When some or all of the economic benefits required to settle a provision are expected to be recovered from a third party, a receivable is recognised as an asset if it is virtually certain that reimbursement will be received and the amount of the receivable can be measured reliably.

2. Employees

2025 2024
Number Number
Monthly average number of persons employed by the Company during the year, including directors 43 36

3. Intangible assets

Website costs Total
£ £
Cost
At 01 January 2025 72,938 72,938
At 31 December 2025 72,938 72,938
Accumulated amortisation
At 01 January 2025 13,200 13,200
Charge for the financial year 14,588 14,588
At 31 December 2025 27,788 27,788
Net book value
At 31 December 2025 45,150 45,150
At 31 December 2024 59,738 59,738

4. Tangible assets

Fixtures and fittings Office equipment Total
£ £ £
Cost
At 01 January 2025 1,110 12,251 13,361
Additions 5,282 3,982 9,264
At 31 December 2025 6,392 16,233 22,625
Accumulated depreciation
At 01 January 2025 385 2,206 2,591
Charge for the financial year 1,404 4,774 6,178
At 31 December 2025 1,789 6,980 8,769
Net book value
At 31 December 2025 4,603 9,253 13,856
At 31 December 2024 725 10,045 10,770

5. Debtors

2025 2024
£ £
Trade debtors 9,648 0
Prepayments and accrued income 84,433 169,005
Deferred tax asset 29,995 0
Other debtors 2,689,015 1,784,940
2,813,091 1,953,945

Amounts owed by related parties are interest free and repayable on demand.

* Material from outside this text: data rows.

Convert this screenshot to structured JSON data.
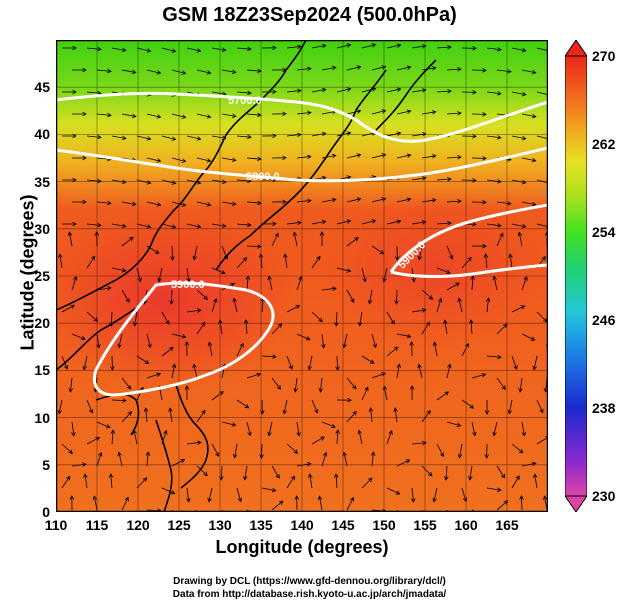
{
  "title": "GSM 18Z23Sep2024 (500.0hPa)",
  "map": {
    "x_axis": {
      "label": "Longitude (degrees)",
      "range": [
        110,
        170
      ],
      "ticks": [
        "110",
        "115",
        "120",
        "125",
        "130",
        "135",
        "140",
        "145",
        "150",
        "155",
        "160",
        "165"
      ]
    },
    "y_axis": {
      "label": "Latitude  (degrees)",
      "range": [
        0,
        50
      ],
      "ticks": [
        "0",
        "5",
        "10",
        "15",
        "20",
        "25",
        "30",
        "35",
        "40",
        "45"
      ]
    },
    "contour_labels": [
      "5700.0",
      "5800.0",
      "5900.0",
      "5900.0"
    ],
    "colorbar": {
      "range": [
        230,
        270
      ],
      "ticks": [
        "230",
        "238",
        "246",
        "254",
        "262",
        "270"
      ],
      "colors": [
        "#dd44aa",
        "#6a2ad0",
        "#1a2ad0",
        "#1e7fe8",
        "#22c8d8",
        "#22d070",
        "#44e020",
        "#a8e020",
        "#e8e020",
        "#f0a020",
        "#f06020",
        "#e82818"
      ]
    }
  },
  "credits": {
    "line1": "Drawing by DCL (https://www.gfd-dennou.org/library/dcl/)",
    "line2": "Data from http://database.rish.kyoto-u.ac.jp/arch/jmadata/"
  }
}
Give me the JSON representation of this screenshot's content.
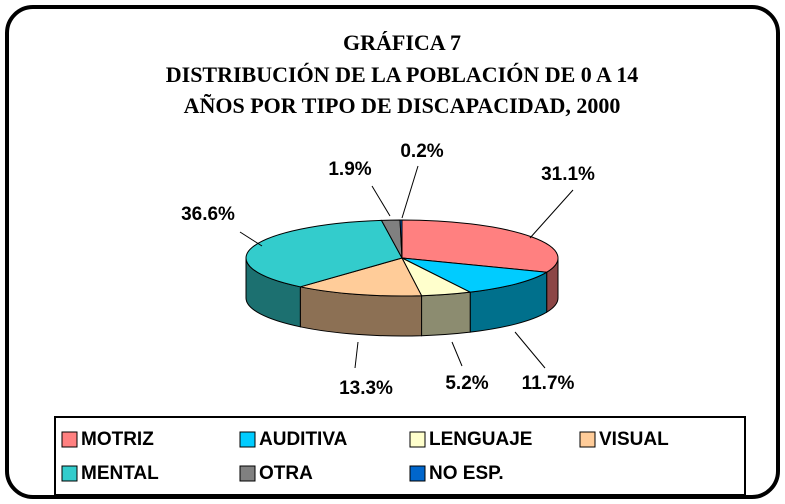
{
  "chart_data": {
    "type": "pie3d",
    "title": "GRÁFICA 7",
    "subtitle": [
      "DISTRIBUCIÓN DE LA POBLACIÓN DE 0 A 14",
      "AÑOS POR TIPO DE DISCAPACIDAD, 2000"
    ],
    "categories": [
      "MOTRIZ",
      "AUDITIVA",
      "LENGUAJE",
      "VISUAL",
      "MENTAL",
      "OTRA",
      "NO ESP."
    ],
    "values": [
      31.1,
      11.7,
      5.2,
      13.3,
      36.6,
      1.9,
      0.2
    ],
    "value_labels": [
      "31.1%",
      "11.7%",
      "5.2%",
      "13.3%",
      "36.6%",
      "1.9%",
      "0.2%"
    ],
    "colors": [
      "#ff8080",
      "#00ccff",
      "#ffffcc",
      "#ffcc99",
      "#33cccc",
      "#808080",
      "#0066cc"
    ],
    "legend": "bottom"
  }
}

6. Creditors: amounts falling due within one year

2025 2024
£ £
Trade creditors 41,582 146,496
Amounts owed to directors 1,131,911 653,316
Other loans 597,235 597,125
Accruals 88,397 53,301
Corporation tax 109,516 52,958
Other taxation and social security 283,522 189,214
2,252,163 1,692,410

7. Financial commitments

Commitments

2025 2024
£ £
Total future minimum lease payments under non-cancellable operating leases 215,075 0

8. Related party transactions

Transactions with the entity's directors

2025 2024
£ £
Amounts due to directors 1,131,257 653,316

The above loan was outstanding at the year end and includes interest charged at 12%. The loan is repayable on demand.